Welkom in de Terrordome is een boek dat de echte versie van Ellison's 'battle royal' beschrijft en analyseert. Jonge gekleurde mannen lijken de meeste professionele sporten op Major League-niveau te domineren, maar het betalende publiek in de meeste stadions en coliseums is blank en redelijk welgesteld. Er worden veel munten naar hen gegooid, maar ze hebben ook een keerzijde. Hoewel het geen elektrische stroom is, is het wel een eis dat deze atleten zich stil houden en, in de NBA (en de Yankees), pakken dragen. Het is niet zo dat het dragen van een pak een groot probleem is, maar de eis dat deze jonge mannen en vrouwen hun mening niet mogen uiten, druist in tegen de Amerikaanse illusie van vrijheid van meningsuiting. De weinigen die zich wel uitspreken, lopen het risico niet alleen hun werkgever af te vinken, maar ook hun baan te verliezen en ver weg te belanden van de hoogtepunten.

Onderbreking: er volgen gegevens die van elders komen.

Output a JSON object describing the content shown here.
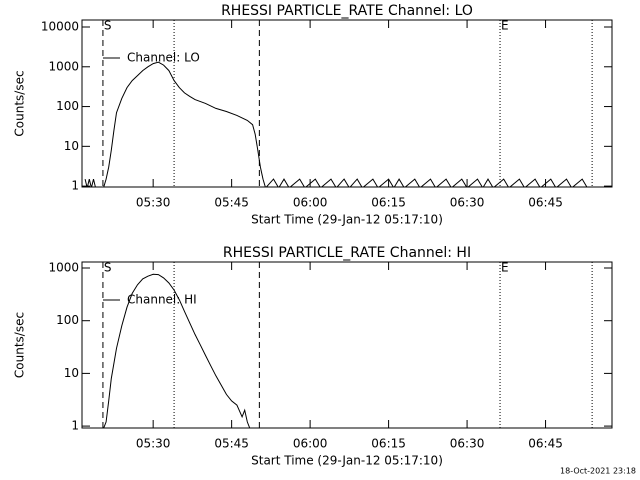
{
  "chart_data": [
    {
      "type": "line",
      "title": "RHESSI PARTICLE_RATE Channel: LO",
      "x_label": "Start Time (29-Jan-12 05:17:10)",
      "y_label": "Counts/sec",
      "log_y": true,
      "legend": "upper left",
      "color": "#000000",
      "xlim": [
        16.4,
        117.7
      ],
      "ylim": [
        0.95,
        15000
      ],
      "xticks": [
        {
          "value": 30,
          "label": "05:30"
        },
        {
          "value": 45,
          "label": "05:45"
        },
        {
          "value": 60,
          "label": "06:00"
        },
        {
          "value": 75,
          "label": "06:15"
        },
        {
          "value": 90,
          "label": "06:30"
        },
        {
          "value": 105,
          "label": "06:45"
        }
      ],
      "yticks": [
        1,
        10,
        100,
        1000,
        10000
      ],
      "markers": [
        {
          "x": 20.4,
          "style": "dashed",
          "label": "S"
        },
        {
          "x": 34,
          "style": "dotted"
        },
        {
          "x": 50.3,
          "style": "dashed"
        },
        {
          "x": 96.3,
          "style": "dotted",
          "label": "E"
        },
        {
          "x": 113.9,
          "style": "dotted"
        }
      ],
      "series": [
        {
          "name": "Channel: LO",
          "color": "#000000",
          "x": [
            17,
            17.4,
            17.8,
            18.2,
            18.6,
            19,
            20.5,
            21,
            21.5,
            22,
            22.5,
            23,
            24,
            25,
            26,
            27,
            28,
            29,
            30,
            31,
            32,
            33,
            34,
            35,
            36,
            37,
            38,
            40,
            42,
            44,
            46,
            48,
            49,
            49.5,
            50,
            50.5,
            51,
            51.5,
            53,
            54,
            55,
            56,
            58,
            59,
            61,
            62,
            64,
            65,
            66.5,
            67.5,
            69,
            70,
            72,
            73,
            75,
            76,
            77,
            78,
            80,
            81,
            83,
            84,
            86,
            87,
            89,
            90,
            92,
            93,
            94,
            95,
            97,
            98,
            100,
            101,
            103,
            104,
            106,
            107,
            109,
            110,
            112,
            113
          ],
          "values": [
            1.5,
            0.9,
            1.5,
            0.9,
            1.5,
            0.9,
            0.9,
            1.5,
            3,
            8,
            25,
            70,
            160,
            300,
            450,
            600,
            800,
            1000,
            1200,
            1300,
            1100,
            800,
            450,
            300,
            220,
            180,
            150,
            120,
            90,
            75,
            60,
            45,
            35,
            20,
            8,
            3,
            1.5,
            0.9,
            1.5,
            0.9,
            1.5,
            0.9,
            1.5,
            0.9,
            1.5,
            0.9,
            1.5,
            0.9,
            1.5,
            0.9,
            1.5,
            0.9,
            1.5,
            0.9,
            1.5,
            0.9,
            1.5,
            0.9,
            1.5,
            0.9,
            1.5,
            0.9,
            1.5,
            0.9,
            1.5,
            0.9,
            1.5,
            0.9,
            1.5,
            0.9,
            1.5,
            0.9,
            1.5,
            0.9,
            1.5,
            0.9,
            1.5,
            0.9,
            1.5,
            0.9,
            1.5,
            0.9
          ]
        }
      ]
    },
    {
      "type": "line",
      "title": "RHESSI PARTICLE_RATE Channel: HI",
      "x_label": "Start Time (29-Jan-12 05:17:10)",
      "y_label": "Counts/sec",
      "log_y": true,
      "legend": "upper left",
      "color": "#000000",
      "xlim": [
        16.4,
        117.7
      ],
      "ylim": [
        0.92,
        1300
      ],
      "xticks": [
        {
          "value": 30,
          "label": "05:30"
        },
        {
          "value": 45,
          "label": "05:45"
        },
        {
          "value": 60,
          "label": "06:00"
        },
        {
          "value": 75,
          "label": "06:15"
        },
        {
          "value": 90,
          "label": "06:30"
        },
        {
          "value": 105,
          "label": "06:45"
        }
      ],
      "yticks": [
        1,
        10,
        100,
        1000
      ],
      "markers": [
        {
          "x": 20.4,
          "style": "dashed",
          "label": "S"
        },
        {
          "x": 34,
          "style": "dotted"
        },
        {
          "x": 50.3,
          "style": "dashed"
        },
        {
          "x": 96.3,
          "style": "dotted",
          "label": "E"
        },
        {
          "x": 113.9,
          "style": "dotted"
        }
      ],
      "series": [
        {
          "name": "Channel: HI",
          "color": "#000000",
          "x": [
            20.5,
            21,
            21.5,
            22,
            23,
            24,
            25,
            26,
            27,
            28,
            29,
            30,
            31,
            32,
            33,
            34,
            35,
            36,
            37,
            38,
            39,
            40,
            41,
            42,
            43,
            44,
            45,
            46,
            47,
            47.5,
            48,
            48.5
          ],
          "values": [
            0.9,
            1.2,
            3,
            8,
            30,
            80,
            180,
            330,
            480,
            620,
            700,
            760,
            750,
            650,
            520,
            380,
            250,
            150,
            90,
            55,
            35,
            22,
            14,
            9,
            6,
            4,
            3,
            2.5,
            1.5,
            2,
            1.2,
            0.9
          ]
        }
      ]
    }
  ],
  "footer": "18-Oct-2021 23:18"
}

Toch zijn er mensen die hun huidige baan als honkbalspeler riskeren. Het zijn deze mannen en vrouwen die Zirin in zijn boek verdedigt. Dit zijn zijn helden. Mannen en vrouwen die goed kunnen gamen, maar ook staan voor meer dan goede statistieken en bling. Hij schrijft over mensen uit het verleden zoals Roberto Clemente en Jim Bouton en huidige spelers zoals Etan Thomas van de Washington Wizards en Sheryl Swoopes van de Houston Comets van de WNBA. Deze en andere gelijkgestemde atleten zijn allesbehalve onzichtbaar.
Wijlen Gonzo-journalist Hunter S. Thompson zei ooit iets in de zin dat sportjournalistiek de enige plek in de journalistiek is waar een schrijver technieken kan gebruiken die meer vertrouwd zijn met fictie. Het schrijven van Dave Zirin neemt de essentie van Thompson's gedachten over sportschrijven over en slaagt daar dramatisch in. Bovendien versterken zijn humor en linkse politiek alleen maar het punt dat Zirin over moderne sporten wil maken. Mijn zoon, een van de grootste sportfans die ik ken, krijgt een exemplaar van dit boek. Dat geldt ook voor een paar vrienden die me vertellen dat sport hen niets kan schelen, omdat er een politieke strijd moet worden gewonnen. In het kader van Hegelien is het boek van Zirin de perfecte synthese voor al deze aspecten.
ZNetwork wordt uitsluitend gefinancierd door de vrijgevigheid van zijn lezers.